The information that computer spyware can obtain is quite startling. Bank account information, credit card numbers, home mortgage rates, grocery orders, and social security numbers are just a few of those personal pieces of information that computer spyware snatches up.
Once the computer spyware pulls together all of this information, it sends it back to the hacker, who in turn may use it for their own use or sell it to a third party. Either way, the result can’t be good. Computer spyware has become a major factor in the business of identity theft these days.
What Can I Do?
While identifying computer spyware can be quite easy when the entire system is paralyzed and performance has ground to a halt, it can also go virtually undetected until something more serious occurs, like unexplained charges on your credit card. This type of computer spyware doesn’t affect your computer’s functionality. It continues with business as usual while the spyware works behind the scenes watching your every keystroke.
You can take several simple steps to avoid infecting your computer with any new computer spyware. This includes avoiding pop-ups, never downloading from unknown sources, and deleting spam emails before opening them. In general, it is a good idea to be careful when interacting with any person or website online with which you are unfamiliar.
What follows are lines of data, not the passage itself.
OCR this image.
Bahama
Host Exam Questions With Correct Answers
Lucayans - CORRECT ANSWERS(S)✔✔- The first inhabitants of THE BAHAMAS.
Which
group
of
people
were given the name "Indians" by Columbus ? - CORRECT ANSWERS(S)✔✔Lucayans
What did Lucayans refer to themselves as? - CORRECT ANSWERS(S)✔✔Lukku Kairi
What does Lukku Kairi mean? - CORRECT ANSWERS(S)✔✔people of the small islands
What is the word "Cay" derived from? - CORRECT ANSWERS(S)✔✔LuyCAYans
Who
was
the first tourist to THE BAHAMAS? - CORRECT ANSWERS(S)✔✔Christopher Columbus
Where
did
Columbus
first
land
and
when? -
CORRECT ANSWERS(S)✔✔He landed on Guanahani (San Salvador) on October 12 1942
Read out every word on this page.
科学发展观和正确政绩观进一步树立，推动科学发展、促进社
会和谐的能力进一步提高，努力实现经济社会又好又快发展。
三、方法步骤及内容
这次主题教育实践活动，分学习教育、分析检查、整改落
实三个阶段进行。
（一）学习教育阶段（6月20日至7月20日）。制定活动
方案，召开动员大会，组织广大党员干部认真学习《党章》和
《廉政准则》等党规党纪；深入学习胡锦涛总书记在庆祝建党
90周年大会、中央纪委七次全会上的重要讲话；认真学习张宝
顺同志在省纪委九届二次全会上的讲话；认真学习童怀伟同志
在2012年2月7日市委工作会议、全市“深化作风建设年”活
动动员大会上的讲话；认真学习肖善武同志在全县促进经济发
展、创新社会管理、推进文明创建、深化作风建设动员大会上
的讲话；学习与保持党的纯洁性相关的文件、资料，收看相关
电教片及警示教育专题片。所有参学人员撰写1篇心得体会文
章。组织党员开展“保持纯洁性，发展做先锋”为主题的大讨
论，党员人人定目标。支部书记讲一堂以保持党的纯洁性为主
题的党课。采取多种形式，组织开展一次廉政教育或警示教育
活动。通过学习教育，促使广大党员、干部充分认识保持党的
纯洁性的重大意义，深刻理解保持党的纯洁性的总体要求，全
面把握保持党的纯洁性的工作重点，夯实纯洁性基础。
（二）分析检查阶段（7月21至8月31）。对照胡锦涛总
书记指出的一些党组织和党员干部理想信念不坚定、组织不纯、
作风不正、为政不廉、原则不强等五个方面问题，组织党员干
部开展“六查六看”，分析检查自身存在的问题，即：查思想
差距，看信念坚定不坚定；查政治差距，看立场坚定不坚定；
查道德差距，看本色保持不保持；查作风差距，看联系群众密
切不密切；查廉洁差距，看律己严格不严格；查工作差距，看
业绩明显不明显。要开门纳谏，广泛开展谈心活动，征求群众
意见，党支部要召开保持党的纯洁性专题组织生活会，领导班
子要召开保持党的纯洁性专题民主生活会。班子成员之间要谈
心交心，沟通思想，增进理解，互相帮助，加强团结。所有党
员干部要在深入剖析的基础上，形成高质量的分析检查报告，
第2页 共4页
The best way to fight computer spyware is with anti-spyware software. This software serves as an insurance policy for you and every piece of information that appears across the screen or is typed into the keyboard.
Many people find themselves being too trusting of the Internet and everything that is offered on it. Unfortunately, predators lurk in the virtual world the same way they do in the real world. Hackers always have a malicious intent when it comes to computer spyware.
Anti-spyware software is the best way to help you achieve peace of mind in the online world. While it is always a good idea to avoid unknown sites and files, anti-spyware software will do the work for you.
Make sure to shop around when deciding which anti-spyware software is best for you. While they all help to clean out your computer, some are much more effective than others. The free software usually gets rid of some spyware, but the more formal programs available for purchase usually do a better job.